Déborah Lechner | 8 juillet 2022 - MAJ : 08/07/2022 17:30
Déborah Lechner | 8 juillet 2022 - MAJ : 08/07/2022 17:30

Chris Williams, le co-réalisateur de Vaiana, la légende du bout du monde et des Nouveaux Héros fait son retour avec Le Monstre des mers, pour lequel il a lâché Disney et rejoint Netflix. Comme ses précédents travaux, ce nouveau long-métrage d'animation n'évite pas certains écueils, mais reste malgré tout une bonne alternative au décevant Buzz l'Éclair ou aux insupportables Minions 2 qui sont en ce moment à l'affiche.

SEA WHAT YOU WANT

Il faut moins de 10 secondes pour être happé par Le Monstre des mers et se laisser emporter par ses flots impétueux. Dans la courte séquence qui ouvre le film, tout est dantesque : la teinte verdâtre de la mer en furie, le navire en flammes au loin, le tonnerre qui gronde, la foudre qui s'abat, un monstre marin qui rôde et la détresse d'un enfant rescapé du naufrage. Cette générosité et ce traitement homérique se retrouvent ensuite dans toute la première moitié du film, qui exhibe un impressionnant bestiaire inspiré des créatures mythiques souvent représentées sur les anciennes cartes navales. 

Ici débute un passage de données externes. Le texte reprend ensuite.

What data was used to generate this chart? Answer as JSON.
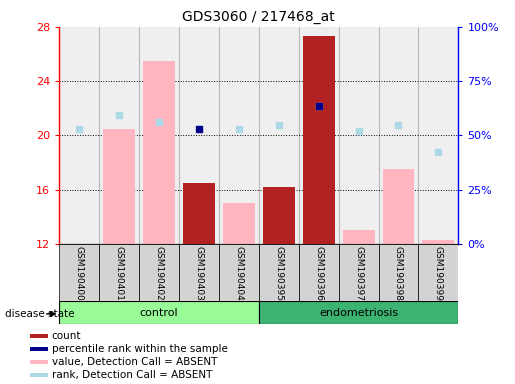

Le design des différentes bêtes n'a rien de transcendant en soi, mais la mise en scène et les compositions de plans jouent intelligemment avec les différentes échelles, ne serait-ce que sur l'affiche. Les humains, leurs navires et les monstres partagent les mêmes plans (ce qui demande de se casser un minimum la tête) pour souligner le gigantisme et la majesté des uns ou à l'inverse la petitesse et l'insignifiance des autres.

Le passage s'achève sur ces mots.